Tetanus-Impfung ist wichtig und bewährt

Von Wolfgang Geissel

Tetanus ist in Deutschland sehr selten geworden. Aufgrund der modernen Lebensumstände kommen die meisten Menschen nur noch selten mit Clostridium tetani in Staub und Erde in Berührung. Und Verletzungen mit schmutzigen Holzsplittern, Dornen oder Nägeln kommen im Vergleich zu früher ebenfalls seltener vor. Zudem haben Impfungen und die angemessene Versorgung tiefer Wunden die Zahl der Tetanus-Erkrankungen stark zurückgedrängt.

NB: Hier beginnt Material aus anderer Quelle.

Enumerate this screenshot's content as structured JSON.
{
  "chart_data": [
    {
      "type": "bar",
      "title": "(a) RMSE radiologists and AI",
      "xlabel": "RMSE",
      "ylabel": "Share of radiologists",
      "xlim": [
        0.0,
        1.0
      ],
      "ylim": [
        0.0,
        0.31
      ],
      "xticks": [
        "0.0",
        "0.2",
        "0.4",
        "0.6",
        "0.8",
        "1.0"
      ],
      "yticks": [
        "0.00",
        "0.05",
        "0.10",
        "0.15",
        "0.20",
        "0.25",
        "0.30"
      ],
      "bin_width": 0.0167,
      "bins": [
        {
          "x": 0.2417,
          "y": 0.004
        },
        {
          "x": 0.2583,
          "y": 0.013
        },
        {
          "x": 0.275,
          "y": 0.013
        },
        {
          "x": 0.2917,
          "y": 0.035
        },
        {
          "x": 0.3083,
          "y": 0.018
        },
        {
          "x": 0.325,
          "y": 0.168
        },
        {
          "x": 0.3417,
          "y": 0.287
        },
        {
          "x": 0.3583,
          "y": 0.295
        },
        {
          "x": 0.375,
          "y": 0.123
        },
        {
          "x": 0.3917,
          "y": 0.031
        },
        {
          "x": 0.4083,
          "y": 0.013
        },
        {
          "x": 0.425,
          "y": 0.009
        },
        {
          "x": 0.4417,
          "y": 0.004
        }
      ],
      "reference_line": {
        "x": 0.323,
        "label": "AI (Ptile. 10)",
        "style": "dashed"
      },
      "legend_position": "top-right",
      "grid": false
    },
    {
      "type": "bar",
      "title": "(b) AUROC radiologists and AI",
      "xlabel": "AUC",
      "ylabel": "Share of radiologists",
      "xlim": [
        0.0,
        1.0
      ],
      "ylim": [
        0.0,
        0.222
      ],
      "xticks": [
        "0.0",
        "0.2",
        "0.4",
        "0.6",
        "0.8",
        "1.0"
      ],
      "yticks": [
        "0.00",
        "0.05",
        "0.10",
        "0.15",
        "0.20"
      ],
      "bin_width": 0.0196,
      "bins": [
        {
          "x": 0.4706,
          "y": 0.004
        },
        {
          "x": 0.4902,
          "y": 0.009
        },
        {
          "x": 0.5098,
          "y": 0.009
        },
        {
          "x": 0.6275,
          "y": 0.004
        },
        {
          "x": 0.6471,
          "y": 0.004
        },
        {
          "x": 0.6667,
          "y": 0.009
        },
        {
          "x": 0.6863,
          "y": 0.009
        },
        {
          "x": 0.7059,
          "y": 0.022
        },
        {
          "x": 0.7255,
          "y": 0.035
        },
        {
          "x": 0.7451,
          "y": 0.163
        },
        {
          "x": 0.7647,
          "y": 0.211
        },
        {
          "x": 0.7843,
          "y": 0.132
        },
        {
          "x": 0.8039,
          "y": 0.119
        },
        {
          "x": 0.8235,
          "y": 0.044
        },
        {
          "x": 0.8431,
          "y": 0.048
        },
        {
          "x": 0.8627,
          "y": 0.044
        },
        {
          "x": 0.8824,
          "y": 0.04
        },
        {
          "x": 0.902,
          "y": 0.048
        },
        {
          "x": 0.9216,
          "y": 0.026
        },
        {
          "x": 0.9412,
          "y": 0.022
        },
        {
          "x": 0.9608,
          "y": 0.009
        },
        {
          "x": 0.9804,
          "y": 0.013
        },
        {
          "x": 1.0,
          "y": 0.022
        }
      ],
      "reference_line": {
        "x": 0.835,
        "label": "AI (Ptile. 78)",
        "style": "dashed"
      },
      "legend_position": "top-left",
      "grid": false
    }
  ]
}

Impfen gegen Tetanus bleibt trotzdem wichtig, da durch die im Boden lebenden Erreger weiter eine Infektionsgefahr besteht. Auch ist Wundstarrkrampf trotz intensivmedizinischer Behandlung weiter eine potenziell tödliche Erkrankung. Menschen können sich zudem nicht nur über tiefe Wunden infizieren, sondern auch über Bagatellverletzungen, bei denen kein Arzt aufgesucht wird.

Auf die alle zehn Jahre nötigen Auffrisch-Impfungen ist daher unbedingt zu achten. Vor allem viele alte Menschen sind seit langer Zeit nicht mehr geimpft worden. Fehlt der Schutz, ist bei jeder Wunde zu impfen. Bei tiefen und verschmutzten Wunden ist außerdem gleichzeitig die Prophylaxe mit Tetanus-Immunglobulin nötig.